One of our two patients had rheumatoid arthritis. A history of rheumatoid arthritis has been described in about 20% of γδ T-LGL leukemia cases [7, 9, 10] compared with about 25% of αβ cases [1].

Whether the type of TCR (γδ versus αβ) should be a pivotal diagnostic criterion for T cell lymphoproliferative disorders is unclear. Hepatosplenic T cell lymphoma was originally restricted to γδ cases, but subsequent reports described an essentially indistinguishable αβ subtype. In contrast, the γδ subtype of subcutaneous panniculitis-like T cell lymphoma is purported to have a significantly worse prognosis than its αβ counterpart, thus generating a separate provisional entity [15]. Saito et al. reported an aggressive clinical course for 10 of 11 γδ T cell neoplasms, but interestingly the one indolent case was a T-LGL leukemia that was CD4−, CD8− and after 4 years of follow-up, the patient had no progression of disease without treatment [16].
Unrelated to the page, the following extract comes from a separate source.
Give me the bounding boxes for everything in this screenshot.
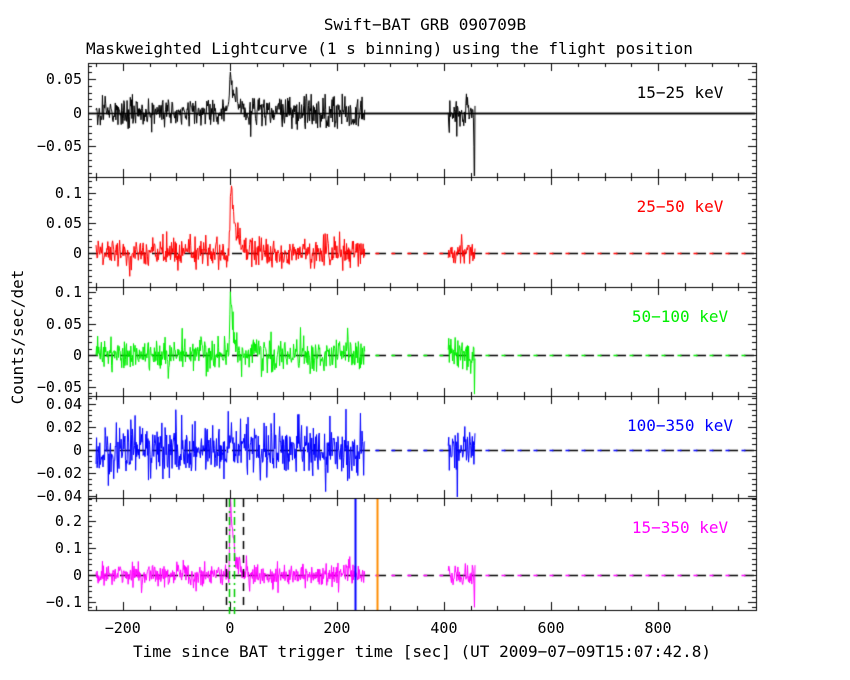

Recent reviews are reluctant to place the γδ subtype of T-LGL leukemia in the general T-LGL leukemia diagnostic category largely based on concerns regarding the aggressive clinical behavior of many γδ T cell lymphoproliferative disorders [1, 3, 4]. However, our two cases and a review of the literature on this topic suggest that γδ T-LGL leukemia is usually indolent and rarely may even spontaneously regress [17].

Conclusion

In summary, it is proposed that the γδ variant of T-LGL leukemia be included in the general diagnostic category of T-LGL leukemia. Other than often being CD4 and CD8 “double negative” (in 35% to 40% of cases), it is essentially indistinguishable from the common αβ variant in terms of cytology, immunophenotype, bone marrow morphology, clinical presentation, and prognosis. As a cautionary note, however, when a γδ lymphoproliferative disorder is encountered, it is crucial to exclude more aggressive disorders (e.g., hepatosplenic T cell lymphoma and peripheral T cell lymphoma) and also transient reactive γδ expansions (e.g., infection-related). This requires full evaluation of the morphology, immunophenotype, genetic data, and clinical presentation. Further studies with more patients are needed to confirm these findings and recommendations.